The Hot Topics session at the BiOS portion of Photonics West 2011 included a report of a 3-D optoacoustic tomography system that combines the sensitivity and contrast of optical imaging and the spatial resolution of acoustic imaging. Shown is a 3-D optoacoustic volume of a nude mouse. Both kidneys are visualized, as are the spleen and a partial lobe of the liver. Courtesy of the Journal of Biomedical Optics.

This technique converts the light absorbed in tissue into ultrasound, which has considerably lower scattering and attenuation in tissue in the frequency range below 10 MHz. Thus, it offers both the sensitivity and contrast of optical imaging and the spatial resolution of acoustic imaging.

Oraevsky and colleagues saw the potential of the approach for small-animal imaging and, in late 2009, while he was working with Fairway Medical Technologies Inc., the team reported in the Journal of Biomedical Optics a whole-body three-dimensional optoacoustic tomography system for applications in preclinical research.

In the system described, either a tissue phantom or a mouse is placed within a sphere surrounded by a concave arc-shaped array of 64 acoustic transducers. A pair of pulsed lasers – operating at 755 and 1064 nm, respectively – illuminate the animal, orthogonally to the array, as it is rotated. The imaging procedure can be repeated multiple times, Oraevsky said during the Hot Topics session, creating a virtual array of many thousands of detectors.

Processed images are then projected onto a spherical surface, producing a 3-D image of the animal. The system can generate images of organs and blood vessels throughout the body with a spatial resolution of ~0.5 mm.

Optoacoustic tomography is well suited to a range of applications. Because of the high optical contrast between hemoglobin in the blood and the surrounding tissue, researchers can use it to visualize blood vessels as well as blood distribution in organs.

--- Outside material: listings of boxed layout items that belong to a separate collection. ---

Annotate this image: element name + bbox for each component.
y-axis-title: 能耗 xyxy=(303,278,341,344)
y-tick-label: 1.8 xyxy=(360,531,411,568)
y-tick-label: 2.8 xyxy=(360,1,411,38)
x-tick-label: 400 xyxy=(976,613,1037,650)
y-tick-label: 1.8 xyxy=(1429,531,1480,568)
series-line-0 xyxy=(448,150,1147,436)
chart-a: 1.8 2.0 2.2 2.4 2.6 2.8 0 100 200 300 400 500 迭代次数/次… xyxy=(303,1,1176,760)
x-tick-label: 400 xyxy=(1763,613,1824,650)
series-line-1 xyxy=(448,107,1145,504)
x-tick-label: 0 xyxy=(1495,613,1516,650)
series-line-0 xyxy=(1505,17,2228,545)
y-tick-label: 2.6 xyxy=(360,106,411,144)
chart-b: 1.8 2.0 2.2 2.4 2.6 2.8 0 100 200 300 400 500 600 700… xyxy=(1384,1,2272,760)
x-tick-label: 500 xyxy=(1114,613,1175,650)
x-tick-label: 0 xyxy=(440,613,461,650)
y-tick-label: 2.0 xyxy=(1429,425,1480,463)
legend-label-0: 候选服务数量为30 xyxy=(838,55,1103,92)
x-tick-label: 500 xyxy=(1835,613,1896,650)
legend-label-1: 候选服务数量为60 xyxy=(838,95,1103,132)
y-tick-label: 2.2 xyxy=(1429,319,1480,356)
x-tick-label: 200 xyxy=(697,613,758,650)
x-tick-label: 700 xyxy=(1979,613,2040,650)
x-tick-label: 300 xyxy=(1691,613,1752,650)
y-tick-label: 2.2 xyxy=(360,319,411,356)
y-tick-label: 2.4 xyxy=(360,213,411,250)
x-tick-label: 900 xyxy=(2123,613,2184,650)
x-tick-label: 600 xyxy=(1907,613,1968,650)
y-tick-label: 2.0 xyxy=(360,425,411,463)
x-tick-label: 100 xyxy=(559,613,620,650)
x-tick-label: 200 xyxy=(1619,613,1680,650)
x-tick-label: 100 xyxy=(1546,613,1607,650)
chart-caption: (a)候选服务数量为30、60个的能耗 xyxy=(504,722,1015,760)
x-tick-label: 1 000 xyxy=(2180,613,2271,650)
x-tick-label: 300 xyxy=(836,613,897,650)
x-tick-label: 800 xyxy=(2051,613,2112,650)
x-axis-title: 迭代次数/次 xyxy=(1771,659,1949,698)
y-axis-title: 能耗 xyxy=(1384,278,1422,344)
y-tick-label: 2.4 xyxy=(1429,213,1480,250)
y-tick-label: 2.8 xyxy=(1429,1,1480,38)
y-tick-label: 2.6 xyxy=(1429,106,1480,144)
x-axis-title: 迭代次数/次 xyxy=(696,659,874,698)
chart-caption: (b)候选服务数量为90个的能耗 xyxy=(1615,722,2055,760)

This approach suggests a number of possible uses; for example, cancer research in which investigators induce primary tumors in internal organs and observe metastases that spontaneously appear in other parts of the body. Here, the combination of the sensitivity and contrast of optical imaging and the spatial resolution afforded by acoustic imaging enables detection of tumors in internal organs – not just subcutaneous tumors – while the 3-D whole-body-imaging capabilities allow visualization of both the primary tumors and the associated metastases.

TomoWave is looking into developing optoacoustic contrast agents involving gold nanorods, which could be used in preclinical imaging as well as in opto-acoustic ELISA-based immunoassays.